Jérusalem. Les cris ameutent les passants. Des gens, les bras levés, menaçants, insultent un homme seul, entouré d’une troupe de soldats. La foule éructe et crache sur le malheureux. Son corps est une immense plaie. Les yeux sont tuméfiés. La nuque, le dos, les épaules, les jambes sont lacérés par les coups de fouet. La chair est à vif. Reste-t-il quelque chose d’humain chez ce condamné ? Les épines humilient et blessent son front. Ses mains sont liées au patibulum qui lui laboure les épaules. Il ne peut se protéger le visage quand il chute de nouveau, sous les railleries. Il n’a plus figure humaine. Il est comme un ver de terre. Défiguré par le péché, les hommes se détournent de lui et le mènent à la mort, sans pitié aucune.
Qui pour l’aider ?
« Je ne vous appelle plus serviteurs […] mais je vous ai appelés amis. »
Où sont vos « amis », Seigneur ?
Par la Croix, Dieu restaure la dignité de l’homme. Non pas à la façon de l’âme généreuse qui donne l’aumône au misérable du coin de la rue. Non, en se faisant plus misérable que le misérable, afin que le mendiant restaure sa dignité en faisant lui-même l’aumône du peu qu’il a, à plus indigent que lui.

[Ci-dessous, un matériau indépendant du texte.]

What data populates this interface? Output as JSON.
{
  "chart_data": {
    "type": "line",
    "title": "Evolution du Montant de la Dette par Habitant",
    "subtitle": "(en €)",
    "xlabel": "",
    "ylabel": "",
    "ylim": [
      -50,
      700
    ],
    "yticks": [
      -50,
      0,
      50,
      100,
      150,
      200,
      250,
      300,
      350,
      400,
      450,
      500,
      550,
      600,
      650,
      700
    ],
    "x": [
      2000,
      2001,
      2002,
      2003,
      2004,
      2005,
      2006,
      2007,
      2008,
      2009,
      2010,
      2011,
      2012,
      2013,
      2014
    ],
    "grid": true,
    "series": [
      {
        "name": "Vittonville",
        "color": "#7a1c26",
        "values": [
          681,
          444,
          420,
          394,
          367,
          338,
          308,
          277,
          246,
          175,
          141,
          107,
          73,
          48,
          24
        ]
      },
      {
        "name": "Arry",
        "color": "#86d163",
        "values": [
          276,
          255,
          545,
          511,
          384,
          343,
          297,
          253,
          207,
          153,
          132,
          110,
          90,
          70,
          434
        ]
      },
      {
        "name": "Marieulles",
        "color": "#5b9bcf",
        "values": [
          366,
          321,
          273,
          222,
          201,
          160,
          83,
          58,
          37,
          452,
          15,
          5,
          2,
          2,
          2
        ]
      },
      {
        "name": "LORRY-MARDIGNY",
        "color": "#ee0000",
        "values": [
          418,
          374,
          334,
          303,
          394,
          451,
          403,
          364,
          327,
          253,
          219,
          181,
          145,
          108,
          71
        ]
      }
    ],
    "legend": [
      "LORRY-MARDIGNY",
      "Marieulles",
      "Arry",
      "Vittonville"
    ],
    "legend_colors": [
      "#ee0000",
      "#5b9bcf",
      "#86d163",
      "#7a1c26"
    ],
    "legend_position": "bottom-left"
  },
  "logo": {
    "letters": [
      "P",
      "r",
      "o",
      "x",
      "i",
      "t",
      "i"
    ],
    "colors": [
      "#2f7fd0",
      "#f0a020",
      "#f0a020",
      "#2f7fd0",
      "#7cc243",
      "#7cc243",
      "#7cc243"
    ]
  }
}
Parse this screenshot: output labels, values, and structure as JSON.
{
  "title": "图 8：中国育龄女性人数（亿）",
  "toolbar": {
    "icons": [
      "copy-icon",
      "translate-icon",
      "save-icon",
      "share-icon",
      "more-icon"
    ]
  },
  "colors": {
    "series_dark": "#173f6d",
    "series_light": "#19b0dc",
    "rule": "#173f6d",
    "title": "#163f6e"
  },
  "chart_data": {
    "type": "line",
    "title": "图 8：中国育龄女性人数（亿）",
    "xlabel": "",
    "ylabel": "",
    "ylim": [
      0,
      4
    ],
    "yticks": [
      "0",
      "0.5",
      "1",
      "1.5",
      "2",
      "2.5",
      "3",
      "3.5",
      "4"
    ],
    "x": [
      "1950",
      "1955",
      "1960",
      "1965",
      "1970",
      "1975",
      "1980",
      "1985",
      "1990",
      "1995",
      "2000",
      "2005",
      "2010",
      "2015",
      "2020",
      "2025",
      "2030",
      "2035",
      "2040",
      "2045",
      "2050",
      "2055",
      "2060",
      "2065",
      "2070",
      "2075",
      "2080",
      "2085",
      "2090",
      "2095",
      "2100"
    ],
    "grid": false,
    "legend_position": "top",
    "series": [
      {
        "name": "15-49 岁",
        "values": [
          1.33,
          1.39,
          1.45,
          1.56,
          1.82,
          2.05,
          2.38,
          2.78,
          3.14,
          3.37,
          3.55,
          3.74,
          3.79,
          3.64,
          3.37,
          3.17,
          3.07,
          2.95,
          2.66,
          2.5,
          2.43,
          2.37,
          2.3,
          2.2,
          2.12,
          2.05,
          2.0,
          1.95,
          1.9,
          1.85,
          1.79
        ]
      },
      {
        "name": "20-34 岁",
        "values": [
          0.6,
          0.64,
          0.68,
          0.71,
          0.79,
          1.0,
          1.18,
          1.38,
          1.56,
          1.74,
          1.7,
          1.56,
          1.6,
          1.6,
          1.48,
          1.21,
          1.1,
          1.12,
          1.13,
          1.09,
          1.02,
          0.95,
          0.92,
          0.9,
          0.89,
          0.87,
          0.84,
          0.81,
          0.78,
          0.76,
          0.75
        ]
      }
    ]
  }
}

Dieu ne fait pas l’aumône aux hommes. Il se fait plus misérable que le plus misérable de tous les hommes pour mendier notre amour. Il revêt tous nos péchés qui le défigurent et lui ôtent toute apparence humaine. Il porte nos trahisons jusqu’au Calvaire pour les détruire, sous les coups et les crachats, versant tout son sang. Tout cela pour que, pris de compassion, nous l’aimions. Notre-Seigneur Jésus-Christ est venu sur terre pour mendier notre Charité. Son Sacré-Cœur veut notre amitié. Il veut notre amitié plus que jamais nous ne pourrons le vouloir.
Ô Dieu Mendiant ! Ô Divin Ami ! Resterons-nous ingrats ? Resterons-nous dans le camp des hommes sans pitié qui l’ont vu dans les rues de Jérusalem et n’ont rien fait, ou pire, qui ont jeté leurs insultes et leurs crachats avec la foule ?
« Voici ce cœur qui a tant aimé les hommes, et qui reçoit en retour tant d’ingratitudes. »
Le vrai amour est quand celui qui aime est prêt à se sacrifier pour le bien de l’être aimé. Aimons-nous véritablement ? Comment aimons-nous Dieu ? Pour nos intérêts d’abord ou pour Dieu uniquement ? Aimons-nous Dieu pour éviter l’Enfer et obtenir une promotion au boulot ? Ou aimons-nous Dieu pour sa Gloire et uniquement pour sa Gloire, pour répondre à son amitié et ne chercher qu’à Le glorifier ?
« Je ne vous appelle plus serviteurs […] mais je vous ai appelés amis. »
Où sont vos amis, Seigneur ? Vous êtes venu mendier la charité des hommes, qui avez-vous trouvé pour se donner tout entier à vous ?
Que chacun de nous, au fond de son âme, considère le Sacré-Cœur de Jésus qui a tellement souffert à cause de nous, qui ne veut pas faire l’aumône en nous sauvant sans nous, mais qui veut restaurer notre dignité en se faisant plus misérable que nous pour mendier notre charité. Quelle preuve d’amitié ! Il n’y a pas de plus grand ami que Jésus ! Que ferions-nous pour le meilleur de nos amis qui nous a sauvés en donnant sa vie ? Tout simplement donner sa vie en retour. Qu’au fond de notre cœur jaillisse le don total.
Ô Jésus, je vous donne tout, mon âme, ma vie, ma santé, mon corps, mon honneur, mes richesses, ceux que j’aime, tout. Vous voulez tout prendre comme Job ? Faites ! Tout ce que vous voudrez, Ô Cœur divin, tout ce qui vous est agréable, Ô Dieu mendiant, Ô vous Jésus, mon grand Ami.